Some of endeavors think that it is good to keep hard currency ( including bank sedimentation ) , and better to hold more ; the proportion of modesty is excessively high, it makes batch of capital can non truly run in operation, and besides causes the capital idling. In add-on, some houses invest excessively much in existent estate and lead to finance trouble due to could non manage the emergent demand of direction. Besides lack in pull offing working capital creates jobs job capital backdown.

Trouble in support, the capital is deficient

It is non easy to run the SME in a practically environment, particularly the unequal intervention in support between SME and larger endeavor. The Bankss are non willing to loan to them, peculiarly the trouble in warrant and deficiency of the specialised bureau to offer the confidence service is still the chief job for SME and it evidently happens in some immense investings.

Unrestraint in investing

The SME is missing of the ability to analyse the investing accurately and to measure the effectivity of runing the capital. The bulk of investing in SME is from banking, due to the reputability of a SME is non every bit high as a big company, it is an obstruction in pulling the banking to put or loan to the SME.

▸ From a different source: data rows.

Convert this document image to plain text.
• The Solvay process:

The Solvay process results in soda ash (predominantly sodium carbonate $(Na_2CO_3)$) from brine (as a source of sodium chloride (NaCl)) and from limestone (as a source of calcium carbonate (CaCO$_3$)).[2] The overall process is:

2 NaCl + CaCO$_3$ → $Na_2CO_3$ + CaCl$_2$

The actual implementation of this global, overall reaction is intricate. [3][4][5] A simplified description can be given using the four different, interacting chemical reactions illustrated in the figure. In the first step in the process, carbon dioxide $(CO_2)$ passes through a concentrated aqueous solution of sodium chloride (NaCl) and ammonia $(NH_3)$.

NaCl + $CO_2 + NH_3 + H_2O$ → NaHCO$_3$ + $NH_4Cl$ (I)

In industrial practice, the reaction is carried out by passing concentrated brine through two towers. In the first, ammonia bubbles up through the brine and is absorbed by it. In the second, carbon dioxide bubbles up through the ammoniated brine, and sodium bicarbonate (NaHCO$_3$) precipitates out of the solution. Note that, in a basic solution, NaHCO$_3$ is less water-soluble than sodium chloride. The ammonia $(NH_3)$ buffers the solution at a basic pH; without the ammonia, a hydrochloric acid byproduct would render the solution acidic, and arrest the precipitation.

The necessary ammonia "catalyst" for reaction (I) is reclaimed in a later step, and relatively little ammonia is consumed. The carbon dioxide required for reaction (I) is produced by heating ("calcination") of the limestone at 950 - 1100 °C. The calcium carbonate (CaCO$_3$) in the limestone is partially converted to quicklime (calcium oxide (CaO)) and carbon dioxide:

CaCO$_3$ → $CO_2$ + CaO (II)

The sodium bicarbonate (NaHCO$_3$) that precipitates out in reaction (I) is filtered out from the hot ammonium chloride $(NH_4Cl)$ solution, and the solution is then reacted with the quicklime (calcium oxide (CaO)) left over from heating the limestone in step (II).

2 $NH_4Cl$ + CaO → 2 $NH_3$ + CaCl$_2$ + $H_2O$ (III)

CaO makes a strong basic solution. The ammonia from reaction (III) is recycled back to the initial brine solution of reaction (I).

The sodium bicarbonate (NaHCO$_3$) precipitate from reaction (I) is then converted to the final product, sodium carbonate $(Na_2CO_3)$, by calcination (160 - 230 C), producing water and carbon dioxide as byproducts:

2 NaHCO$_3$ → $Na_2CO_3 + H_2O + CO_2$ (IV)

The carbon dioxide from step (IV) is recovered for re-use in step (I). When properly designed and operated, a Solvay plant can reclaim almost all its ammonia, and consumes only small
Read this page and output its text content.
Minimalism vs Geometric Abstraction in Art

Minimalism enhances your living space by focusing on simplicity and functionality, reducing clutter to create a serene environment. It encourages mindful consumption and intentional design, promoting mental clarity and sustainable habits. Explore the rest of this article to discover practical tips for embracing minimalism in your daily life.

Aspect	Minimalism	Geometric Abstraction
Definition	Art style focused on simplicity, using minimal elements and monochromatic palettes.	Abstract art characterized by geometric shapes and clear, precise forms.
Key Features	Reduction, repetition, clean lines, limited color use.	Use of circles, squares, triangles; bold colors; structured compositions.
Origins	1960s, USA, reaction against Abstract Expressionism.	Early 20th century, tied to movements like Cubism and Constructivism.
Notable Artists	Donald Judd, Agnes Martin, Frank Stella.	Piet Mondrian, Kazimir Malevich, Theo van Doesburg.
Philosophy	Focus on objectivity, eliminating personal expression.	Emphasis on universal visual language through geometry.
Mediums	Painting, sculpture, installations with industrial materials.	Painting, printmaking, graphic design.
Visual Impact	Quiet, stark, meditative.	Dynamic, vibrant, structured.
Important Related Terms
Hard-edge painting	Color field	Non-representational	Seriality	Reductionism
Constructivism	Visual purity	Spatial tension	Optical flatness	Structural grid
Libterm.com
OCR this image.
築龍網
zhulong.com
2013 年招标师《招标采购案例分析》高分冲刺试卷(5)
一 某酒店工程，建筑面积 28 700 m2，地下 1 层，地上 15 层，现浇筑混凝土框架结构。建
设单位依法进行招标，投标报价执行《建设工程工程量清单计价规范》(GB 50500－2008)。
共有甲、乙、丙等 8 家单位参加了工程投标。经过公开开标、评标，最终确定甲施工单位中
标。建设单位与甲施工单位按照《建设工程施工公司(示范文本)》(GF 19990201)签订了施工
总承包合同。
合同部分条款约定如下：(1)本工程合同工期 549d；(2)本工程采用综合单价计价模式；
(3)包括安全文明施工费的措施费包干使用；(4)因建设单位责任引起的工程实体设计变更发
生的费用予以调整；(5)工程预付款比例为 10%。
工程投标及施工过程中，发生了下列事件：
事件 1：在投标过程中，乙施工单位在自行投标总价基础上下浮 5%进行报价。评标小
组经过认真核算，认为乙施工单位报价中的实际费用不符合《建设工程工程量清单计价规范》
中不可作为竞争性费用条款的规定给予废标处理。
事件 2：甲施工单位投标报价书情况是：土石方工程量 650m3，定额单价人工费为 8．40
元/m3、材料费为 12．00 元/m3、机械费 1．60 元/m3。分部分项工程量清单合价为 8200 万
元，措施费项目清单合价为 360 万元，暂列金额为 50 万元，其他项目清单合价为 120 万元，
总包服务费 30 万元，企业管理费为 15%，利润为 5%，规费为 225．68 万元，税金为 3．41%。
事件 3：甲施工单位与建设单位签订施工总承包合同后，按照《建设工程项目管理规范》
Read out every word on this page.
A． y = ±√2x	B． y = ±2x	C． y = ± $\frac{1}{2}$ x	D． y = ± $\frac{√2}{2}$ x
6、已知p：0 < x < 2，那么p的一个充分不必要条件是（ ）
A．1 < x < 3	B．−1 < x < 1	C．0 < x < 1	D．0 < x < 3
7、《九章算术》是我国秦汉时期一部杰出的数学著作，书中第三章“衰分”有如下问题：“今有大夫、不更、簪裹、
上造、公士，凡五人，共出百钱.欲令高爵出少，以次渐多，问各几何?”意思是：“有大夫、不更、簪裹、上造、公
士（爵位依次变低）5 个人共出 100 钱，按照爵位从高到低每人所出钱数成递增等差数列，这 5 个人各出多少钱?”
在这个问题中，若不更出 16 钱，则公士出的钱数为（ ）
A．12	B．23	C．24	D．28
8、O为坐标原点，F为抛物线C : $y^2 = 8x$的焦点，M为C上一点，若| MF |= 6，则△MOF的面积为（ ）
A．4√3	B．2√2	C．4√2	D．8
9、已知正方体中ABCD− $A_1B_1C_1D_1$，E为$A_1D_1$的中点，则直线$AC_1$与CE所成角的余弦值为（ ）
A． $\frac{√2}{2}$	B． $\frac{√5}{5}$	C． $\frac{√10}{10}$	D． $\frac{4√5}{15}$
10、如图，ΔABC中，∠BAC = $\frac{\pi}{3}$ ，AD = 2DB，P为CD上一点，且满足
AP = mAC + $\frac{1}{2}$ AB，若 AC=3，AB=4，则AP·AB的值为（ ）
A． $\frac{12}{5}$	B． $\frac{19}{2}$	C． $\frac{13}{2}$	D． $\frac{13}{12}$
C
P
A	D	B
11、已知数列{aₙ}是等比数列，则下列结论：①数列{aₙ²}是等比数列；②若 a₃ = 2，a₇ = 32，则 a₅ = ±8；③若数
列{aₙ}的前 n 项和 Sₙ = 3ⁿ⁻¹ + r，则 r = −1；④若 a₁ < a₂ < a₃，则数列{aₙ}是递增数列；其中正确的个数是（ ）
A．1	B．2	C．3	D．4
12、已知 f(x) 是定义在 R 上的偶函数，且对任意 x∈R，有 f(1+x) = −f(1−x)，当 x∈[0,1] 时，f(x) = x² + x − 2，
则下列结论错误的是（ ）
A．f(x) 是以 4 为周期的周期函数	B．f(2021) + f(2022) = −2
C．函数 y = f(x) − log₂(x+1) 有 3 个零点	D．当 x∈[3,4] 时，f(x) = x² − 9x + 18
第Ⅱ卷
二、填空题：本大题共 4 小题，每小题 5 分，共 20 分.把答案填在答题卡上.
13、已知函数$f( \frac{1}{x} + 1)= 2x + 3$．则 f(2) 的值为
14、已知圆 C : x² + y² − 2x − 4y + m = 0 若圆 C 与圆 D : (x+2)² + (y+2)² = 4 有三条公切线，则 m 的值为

The manner of direction is rearward

Most of SME is running the concern as a household workshop ; they are operation the direction in a backward manner and an antique thought manner, do non understand and even non willing to understand or larn the modern fiscal direction. The owner ever treats the endeavor as an extension of household ‘s belongings ; in order to command the concern wholly without deconcentrate the ownership, it causes the doomed of the chances in turning.


SMEs play an of import function in the general macroeconomic environment, and supply the tremendous chances for employment. However, due to the little size and limited beginning, normally SMEs has to confront to the challenge in funding job. For work outing the job, the major impact is from authorities and the jurisprudence ( Industrial Systems Research ) . In bing policy has to be adjusted by authorities ; the authorities needs to reenforce the related jurisprudence and ordinance to implement SMEs development scheme and discriminatory clause. Furthermore, have to put up the establishment for pull offing and back uping SMEs development. To increase the method for funding ; SMEs need to esteem the debt from bank and to pay back the debt on clip ; so to healthy the internal system and raise the handling of stuff. Last, to better comptrollers ‘ construction and standard of fiscal direction ; heighten the penalty for the illegality to makes they pay attending in fiscal system.